Parametric decay instabilities (PDIs) exciting daughter waves trapped inside a magnetized plasma with a non-monotonic density profile are investigated numerically. The investigation is motivated in particular by observations of low threshold PDI signatures during second harmonic electron cyclotron resonance heating experiments in magnetically confined fusion experiments. We use the particle-in-cell code EPOCH to study conversion of a fast X-mode pump wave into a combination of half frequency X-mode and electron Bernstein waves and identify two regimes where PDIs can excite trapped electrostatic waves. Above the second harmonic upper hybrid (UH) density, a PDI known also as a two plasmon decay (TPD) instability excites a pair of UH waves that we locate in frequency and wavenumber space. At lower densities, a PDI known as stimulated Raman scattering may produce one trapped and one returning X-mode daughter wave with a much slower growth rate than the TPD instability.
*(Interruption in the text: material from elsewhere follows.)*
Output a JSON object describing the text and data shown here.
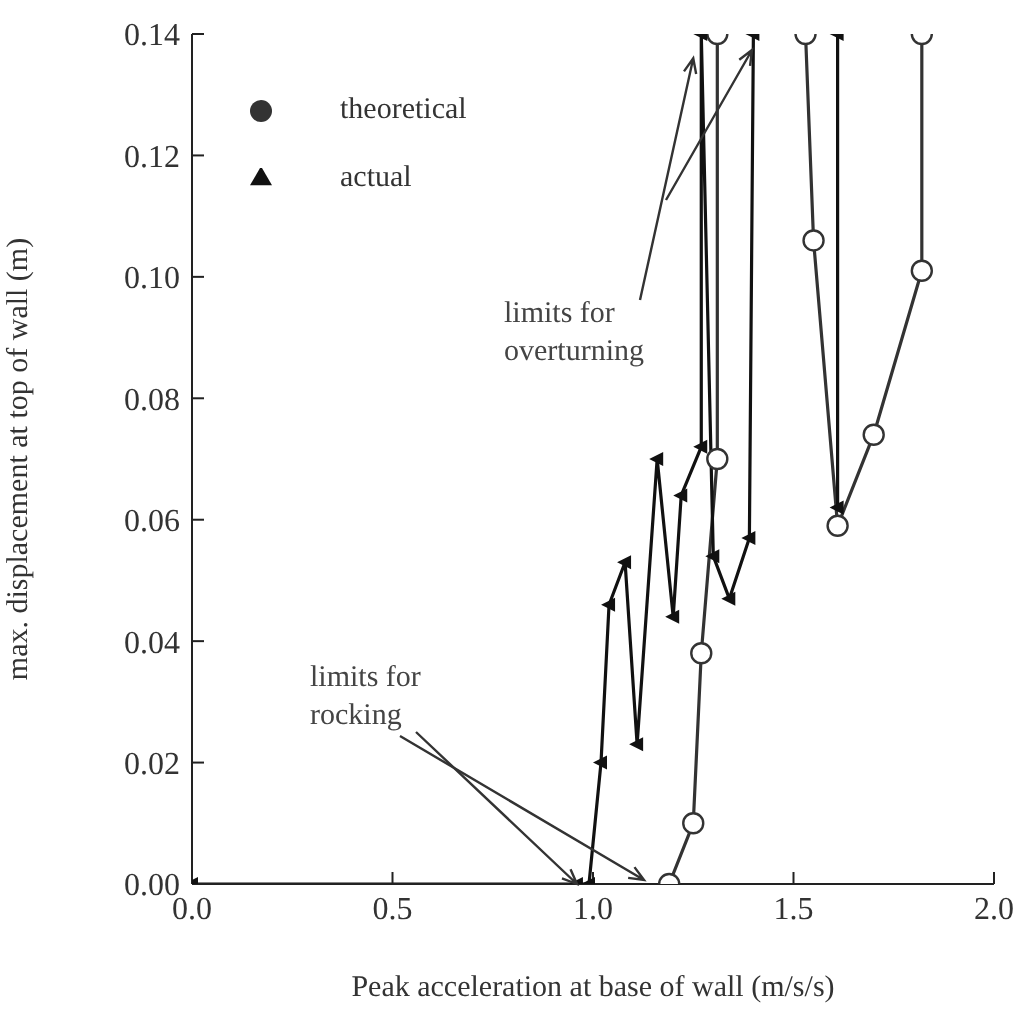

In both cases, we show that the frequency separation of the daughter waves depends on the density in a predictable manner. With little loss from the decay region, the trapped daughter waves become unstable with respect to secondary parametric instabilities (PIs), leading to distinctly different phases of the UH spectrum. Unlike the primary instability, the secondary PIs are shown to depend on ion dynamics. Furthermore, we observe escaping waves near the 3/2 pump frequency resulting from tertiary PIs in agreement with recently proposed backscattering during magnetically confined fusion experiments.